In the case of narrative games like RPG's you run into the same problem if you fundamentally upend the basic lore and story telling dynamics fundamental to that game. Lets take a fairly woke modern RPG, Horizon Zero Dawn as an example here. The story is about motherhood, rebirth, and a female protagonist. If Horizon 2 is about a Male to Female transexual on a quest to bash the fash, everyone will lose their shit and not buy it either.
 
A certain subset of Fans will always hate a remake or sequel that comes too long down the road from the original, true. But what would upset people broadly is not change itself but rather change that fundamentally alters what the game is and what its themes are. Anyone remember that FPS game they made for XCOM? XCOM: The Bureau?
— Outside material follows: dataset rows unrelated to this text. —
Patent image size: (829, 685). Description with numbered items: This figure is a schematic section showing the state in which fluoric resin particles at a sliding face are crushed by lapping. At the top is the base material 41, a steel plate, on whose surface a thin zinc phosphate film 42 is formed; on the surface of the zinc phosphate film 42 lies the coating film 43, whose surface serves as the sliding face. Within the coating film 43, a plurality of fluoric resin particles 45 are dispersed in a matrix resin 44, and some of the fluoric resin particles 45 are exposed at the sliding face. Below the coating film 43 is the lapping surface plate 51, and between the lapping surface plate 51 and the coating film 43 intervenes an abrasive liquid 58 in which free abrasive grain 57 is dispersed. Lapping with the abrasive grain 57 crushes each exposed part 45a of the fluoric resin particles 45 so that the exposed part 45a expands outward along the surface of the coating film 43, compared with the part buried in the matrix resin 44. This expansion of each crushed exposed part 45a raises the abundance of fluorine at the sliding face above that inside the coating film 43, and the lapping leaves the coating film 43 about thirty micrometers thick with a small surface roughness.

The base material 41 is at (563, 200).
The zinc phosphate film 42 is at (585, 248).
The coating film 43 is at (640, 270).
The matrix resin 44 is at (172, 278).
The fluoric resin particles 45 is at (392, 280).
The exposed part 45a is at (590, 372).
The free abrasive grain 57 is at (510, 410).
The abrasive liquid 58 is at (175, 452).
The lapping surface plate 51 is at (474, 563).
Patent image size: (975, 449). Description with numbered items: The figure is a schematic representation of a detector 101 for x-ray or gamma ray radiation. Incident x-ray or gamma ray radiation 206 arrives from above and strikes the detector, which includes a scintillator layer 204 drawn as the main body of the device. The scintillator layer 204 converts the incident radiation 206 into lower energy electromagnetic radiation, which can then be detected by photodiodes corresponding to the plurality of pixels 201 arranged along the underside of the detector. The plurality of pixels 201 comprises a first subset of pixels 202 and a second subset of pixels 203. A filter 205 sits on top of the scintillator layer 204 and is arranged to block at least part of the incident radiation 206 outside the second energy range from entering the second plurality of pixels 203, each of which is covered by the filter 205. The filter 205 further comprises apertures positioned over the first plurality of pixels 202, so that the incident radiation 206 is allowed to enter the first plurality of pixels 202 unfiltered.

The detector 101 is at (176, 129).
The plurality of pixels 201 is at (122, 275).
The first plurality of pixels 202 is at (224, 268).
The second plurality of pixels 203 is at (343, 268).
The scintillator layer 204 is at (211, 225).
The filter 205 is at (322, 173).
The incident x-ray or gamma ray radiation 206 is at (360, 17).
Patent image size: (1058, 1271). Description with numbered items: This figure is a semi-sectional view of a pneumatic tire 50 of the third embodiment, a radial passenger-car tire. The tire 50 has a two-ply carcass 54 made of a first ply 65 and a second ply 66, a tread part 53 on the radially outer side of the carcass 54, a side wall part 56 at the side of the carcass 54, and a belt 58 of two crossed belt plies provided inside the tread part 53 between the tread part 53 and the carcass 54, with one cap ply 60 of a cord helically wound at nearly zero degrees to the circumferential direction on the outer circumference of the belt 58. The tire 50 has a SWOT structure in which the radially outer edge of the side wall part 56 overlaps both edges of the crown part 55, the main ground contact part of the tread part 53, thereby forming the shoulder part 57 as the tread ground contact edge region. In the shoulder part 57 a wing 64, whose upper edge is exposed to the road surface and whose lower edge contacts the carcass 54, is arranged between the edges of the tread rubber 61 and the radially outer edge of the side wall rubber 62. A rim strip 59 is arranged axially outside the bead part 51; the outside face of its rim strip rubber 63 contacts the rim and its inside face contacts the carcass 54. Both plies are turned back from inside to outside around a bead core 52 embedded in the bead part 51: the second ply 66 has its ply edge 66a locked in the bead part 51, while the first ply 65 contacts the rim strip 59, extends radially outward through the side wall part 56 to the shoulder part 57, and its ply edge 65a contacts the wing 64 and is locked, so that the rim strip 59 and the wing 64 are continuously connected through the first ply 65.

No of course not. XCOM is a turn based squad combat strategy game based off of Tabletop combat games like Warhammer. its not an FPS. Nobody wanted an XCOM FPS. Nobody bought an XCOM FPS, and nobody remembers The Bureau. They do however remember XCOM Enemy Unknown that released a few months prior because that was an XCOM game.

Lets correct ourselves here, the ones who didnt want an Xcom FPS were a gathering of oldschool and nostalgia blinded neckbeards aka the Spoony "BETRAYL!!!!", type crowd. Other people were interested in it because of the setting taking place during the cold war and you playing a sort off Men in Black type unit. Buuuuut, due to all the neckbeards pissing and moaning the tactical FPS got scrapped (and hey, it wouldn't be a bad concept if it's done in say Star Wars Republic Commando or SWAT 4 style) and we got the Bureua which was clearly rushed and used elements from the original material. An lets be real, even when the turn based game came out the neckbeards still whined.

And I've heard he was the most professional out of Obsidian considering the bullshit that goes on there. Get him a proper producer and not some little bitch like Sawyer and he'll behave.

Avellone had seniority in Obsidian which is why he got away with it, even then it didn't get him a reliable paycheck.

More professional? You mean the guy who wanted to piss off and talk shit about Bethesda while they worked on New Vegas? The only people I know who talk good about him is the circuss on that RPG forum where they are ready to suck Avallones nuts even when hes involved with that Pathfinder game.